According to Amir Mir, a spokesman for the Punjab provincial government, police were ready to use firearms if attacked. He told a news conference Thursday that at least 3,400 suspects linked to the clashes have been arrested and that more raids are planned.

Pakistani authorities have said they would prosecute civilians involved in recent anti-government protests in military courts.

The announcement has drawn criticism from the advocacy group Amnesty International and the Human Rights Commission of Pakistan, which oppose trials of civilians in the military courts. Military trials in Pakistan are usually held behind closed doors, depriving civilians of some of their basic rights, including contracting a lawyer of their choice.

Khan was ousted by a non-confidence vote in Parliament last year. He has claimed the ouster was illegal and a Western conspiracy.
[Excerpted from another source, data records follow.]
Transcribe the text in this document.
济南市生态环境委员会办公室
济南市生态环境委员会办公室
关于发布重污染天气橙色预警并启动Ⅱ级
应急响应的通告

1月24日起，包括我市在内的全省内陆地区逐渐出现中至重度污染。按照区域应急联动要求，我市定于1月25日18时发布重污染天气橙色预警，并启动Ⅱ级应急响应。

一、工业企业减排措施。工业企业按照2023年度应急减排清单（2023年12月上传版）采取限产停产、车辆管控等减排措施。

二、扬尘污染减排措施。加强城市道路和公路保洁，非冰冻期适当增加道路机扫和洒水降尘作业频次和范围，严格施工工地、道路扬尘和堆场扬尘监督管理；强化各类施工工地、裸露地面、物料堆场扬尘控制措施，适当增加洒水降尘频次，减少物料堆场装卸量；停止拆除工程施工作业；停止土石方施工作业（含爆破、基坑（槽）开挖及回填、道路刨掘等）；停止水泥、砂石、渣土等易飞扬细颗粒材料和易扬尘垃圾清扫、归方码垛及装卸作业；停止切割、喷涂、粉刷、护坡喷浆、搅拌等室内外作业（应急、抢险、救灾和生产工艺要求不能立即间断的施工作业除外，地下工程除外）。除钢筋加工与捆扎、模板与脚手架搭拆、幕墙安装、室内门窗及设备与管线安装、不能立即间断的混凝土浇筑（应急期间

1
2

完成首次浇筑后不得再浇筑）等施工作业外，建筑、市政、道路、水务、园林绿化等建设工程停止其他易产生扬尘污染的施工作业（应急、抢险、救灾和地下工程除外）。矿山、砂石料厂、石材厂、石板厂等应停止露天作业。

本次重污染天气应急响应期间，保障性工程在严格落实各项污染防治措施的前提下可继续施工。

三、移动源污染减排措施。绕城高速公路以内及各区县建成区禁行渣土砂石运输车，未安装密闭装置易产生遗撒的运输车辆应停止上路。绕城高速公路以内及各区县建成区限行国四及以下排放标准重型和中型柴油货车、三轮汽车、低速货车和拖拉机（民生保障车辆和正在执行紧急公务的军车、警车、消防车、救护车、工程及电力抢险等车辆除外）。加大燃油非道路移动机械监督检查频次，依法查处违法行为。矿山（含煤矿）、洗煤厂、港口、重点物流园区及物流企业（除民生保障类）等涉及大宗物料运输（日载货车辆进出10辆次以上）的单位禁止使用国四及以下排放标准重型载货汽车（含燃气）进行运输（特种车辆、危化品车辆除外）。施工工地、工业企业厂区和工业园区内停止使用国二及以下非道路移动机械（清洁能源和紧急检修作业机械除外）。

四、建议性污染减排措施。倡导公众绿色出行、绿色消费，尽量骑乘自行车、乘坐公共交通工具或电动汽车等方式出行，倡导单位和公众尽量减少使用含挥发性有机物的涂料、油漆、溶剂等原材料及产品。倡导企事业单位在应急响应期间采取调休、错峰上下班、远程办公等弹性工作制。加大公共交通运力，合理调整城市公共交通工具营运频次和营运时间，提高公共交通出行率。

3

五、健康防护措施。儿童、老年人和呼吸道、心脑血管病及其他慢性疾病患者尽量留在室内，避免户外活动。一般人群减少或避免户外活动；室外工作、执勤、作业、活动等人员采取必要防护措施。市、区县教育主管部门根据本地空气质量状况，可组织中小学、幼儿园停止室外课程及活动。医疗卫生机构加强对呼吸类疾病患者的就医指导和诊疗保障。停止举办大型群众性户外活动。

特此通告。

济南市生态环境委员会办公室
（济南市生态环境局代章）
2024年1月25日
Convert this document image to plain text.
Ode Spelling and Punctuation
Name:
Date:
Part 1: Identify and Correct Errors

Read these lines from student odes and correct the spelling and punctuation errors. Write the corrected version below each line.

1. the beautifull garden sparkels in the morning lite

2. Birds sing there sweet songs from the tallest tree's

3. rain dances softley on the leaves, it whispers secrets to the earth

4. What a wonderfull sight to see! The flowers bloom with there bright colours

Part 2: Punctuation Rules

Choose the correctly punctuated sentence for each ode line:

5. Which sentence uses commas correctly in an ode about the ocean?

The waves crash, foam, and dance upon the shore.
He now faces more than 100 legal cases, mainly on charges of inciting people to violence, threatening officials, and defying a ban on rallies. He also faces a graft case along with his wife and was summoned by the National Accountability Bureau to answer questions in connection with the case on Thursday.

However, Khan is likely to ignore the summons from the anti-corruption authority to show up for questioning in the garrison city of Rawalpindi. He is expected to address a rally of supporters on the outskirts of Lahore later in the day.